The third van will address longstanding health needs in Waukegan and northern Lake County, while the other vehicles — one in Springfield and another in Chicago — continue providing COVID-19 vaccines to local communities.
“When people think of northern Chicagoland, they may picture wealthy suburbs where health is not an issue,” says BCBSIL Outreach Specialist Kevin Sloss, who oversees the Care Van program. “But when you look at the population health data there are major gaps in care.”
In Waukegan, for example, social determinants that affect health outcomes such as public transportation and access to affordable care are limited. More than 16% of people under 65 are uninsured and a single hospital serves the city of nearly 90,000, causing many to fall through the cracks.
For years, the Care Van program has provided Erie Family Health Centers in Waukegan with grant funding and vehicles to address those care gaps. Vans travel to schools, parks and churches to provide free immunizations, dental care, health education and other services.
“We look at all the social determinants of health and then go to where the community needs us to be,” says Annet Miranda, associate director of community at Erie. “These communities cannot come to us, so we need to go to them.”
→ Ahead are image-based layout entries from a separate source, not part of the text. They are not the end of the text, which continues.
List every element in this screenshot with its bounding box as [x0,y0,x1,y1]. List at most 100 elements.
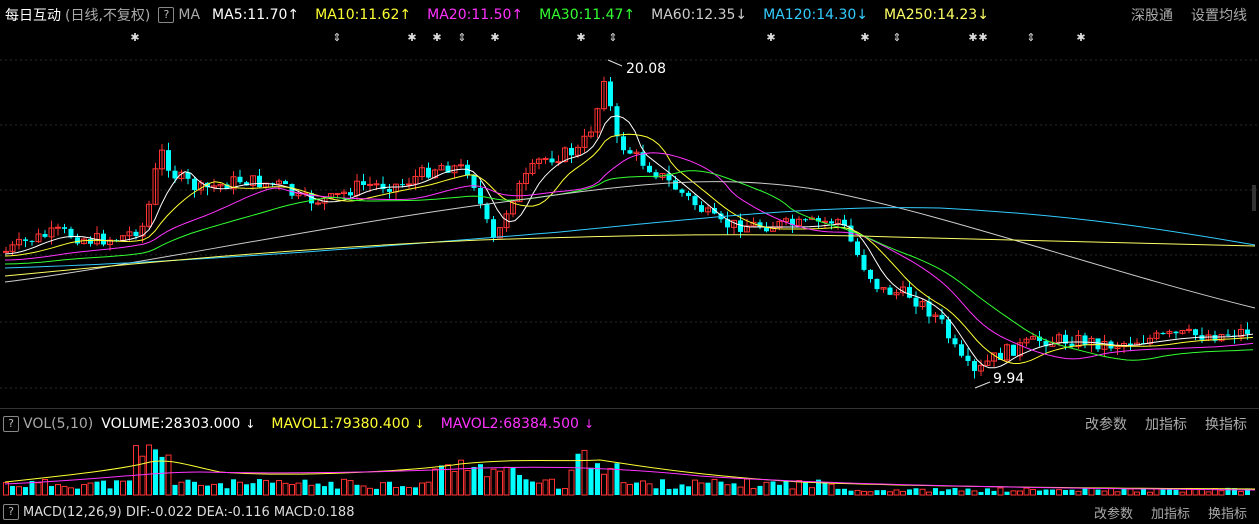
candle-body-down [133,231,139,237]
candle-body-up [835,219,841,224]
volume-bar-down [387,481,392,495]
candle-body-up [601,80,607,110]
volume-bar-down [660,479,665,495]
volume-bar-down [10,486,15,495]
candle-body-up [1114,346,1121,349]
volume-bar-up [347,480,354,496]
volume-bar-up [68,487,74,496]
volume-bar-down [978,491,984,495]
vol-link-add-indicator[interactable]: 加指标 [1145,417,1187,433]
ma60-line [4,181,1256,309]
volume-bar-down [653,488,659,495]
volume-bar-up [61,485,68,496]
candle-body-up [783,218,789,222]
volume-chart[interactable] [0,0,1259,509]
vol-help-icon[interactable]: ? [3,416,19,432]
volume-bar-down [556,488,561,495]
candle-body-down [803,219,808,221]
volume-bar-down [881,490,886,495]
volume-bar-down [302,479,308,495]
candlestick-chart[interactable]: ✱ ⇕ ✱ ✱ ⇕ ✱ ✱ ⇕ ✱ ✱ ⇕ ✱ ✱ ⇕ ✱20.089.94 [0,0,1259,408]
mavol2-arrow: ↓ [583,417,594,431]
candle-body-down [842,219,847,226]
candle-body-down [725,219,730,228]
volume-bar-down [328,481,334,495]
candle-body-down [939,315,945,320]
volume-bar-up [211,483,217,496]
candle-body-down [426,167,431,178]
candle-body-up [1186,328,1192,331]
candle-body-down [29,240,35,242]
candle-body-up [1004,344,1010,361]
candle-body-up [16,238,22,246]
volume-bar-up [276,479,282,496]
volume-bar-down [783,481,789,495]
volume-bar-up [87,482,94,496]
volume-bar-down [517,474,522,495]
candle-body-down [627,150,633,154]
volume-bar-down [1173,489,1179,495]
volume-bar-down [1037,490,1042,495]
candle-body-down [1193,329,1198,336]
volume-bar-down [939,491,945,495]
candle-body-down [387,189,392,192]
candle-body-down [192,178,197,191]
macd-link-add-indicator[interactable]: 加指标 [1150,506,1190,522]
candle-body-up [581,135,588,148]
vol-link-change-params[interactable]: 改参数 [1085,417,1127,433]
volume-bar-up [549,478,555,496]
candle-body-down [790,218,795,226]
volume-bar-down [510,466,516,495]
candle-body-up [55,226,61,229]
candle-body-down [88,239,93,244]
volume-bar-up [1075,490,1082,496]
volume-bar-down [666,488,672,495]
volume-bar-up [698,482,705,496]
volume-bar-up [536,482,542,496]
macd-link-switch-indicator[interactable]: 换指标 [1207,506,1247,522]
ma-item: MA60:12.35↓ [651,7,748,23]
event-marker-icon: ⇕ [332,31,341,44]
volume-links: 改参数 加指标 换指标 [1085,414,1251,434]
volume-bar-down [192,481,197,495]
volume-bar-up [1205,491,1212,496]
candle-body-down [692,196,698,206]
macd-link-change-params[interactable]: 改参数 [1093,506,1133,522]
candle-body-up [1030,336,1036,340]
candle-body-down [614,106,620,137]
volume-bar-up [789,488,796,496]
candle-body-up [978,364,984,372]
event-marker-icon: ✱ [130,31,139,44]
candle-body-up [503,213,510,229]
volume-bar-up [607,467,614,496]
volume-bar-down [803,482,808,495]
help-icon[interactable]: ? [158,7,175,23]
candle-body-down [1095,338,1101,350]
candle-body-down [1043,341,1049,347]
candle-body-down [621,136,626,151]
volume-bar-up [464,469,471,496]
candle-body-up [419,167,425,177]
low-pointer [974,381,991,389]
candle-body-up [633,151,640,155]
adjust-mode[interactable]: (日线,不复权) [65,8,151,24]
candle-body-down [712,208,717,214]
volume-bar-down [400,486,405,495]
candle-body-down [23,239,28,241]
event-marker-icon: ✱ [1076,31,1085,44]
candle-body-down [1037,336,1042,342]
candle-body-up [159,149,165,170]
candle-body-down [1082,335,1088,345]
volume-bar-down [75,488,80,495]
volume-bar-down [354,484,360,495]
link-set-ma[interactable]: 设置均线 [1191,8,1247,24]
candle-body-down [647,165,652,173]
vol-link-switch-indicator[interactable]: 换指标 [1205,417,1247,433]
mavol1-value: MAVOL1:79380.400 ↓ [271,416,428,432]
volume-bar-down [1121,488,1127,495]
macd-help-icon[interactable]: ? [3,504,19,520]
volume-bar-down [777,484,782,495]
candle-body-down [68,228,74,238]
link-sgt[interactable]: 深股通 [1131,8,1173,24]
volume-bar-down [471,466,477,495]
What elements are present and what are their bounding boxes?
In May, Erie and Northern Illinois Food Bank used a Care Van to reach 850 households at Holy Family Church in Waukegan. A few months earlier, the organizations teamed up for a community health event in Waukegan to provide COVID-19 vaccines and health education resources to more than 650 people.
The added mobility is particularly important as the pandemic pushed Erie health clinics to capacity.
“Even with proper staffing levels, sometimes clinics don’t have the space, so the Care Van can be leveraged as an extra clinic to see patients for a well visit or as a flu shot clinic,” Sloss says.
Both partners are also planning a large-scale screening event in Waukegan, using the new vehicle to spread awareness about colorectal cancer, diabetes and the importance of preventive care.
The event would be one of the largest they’ve held in the city and a prime example of the important relationships the Care Van program has established across the state.
“Even though the Care Van program is not a direct part of Erie, we view the service as an extension of us and we are an extension of them,” Miranda says. “It’s really important to work as a team to serve the community.”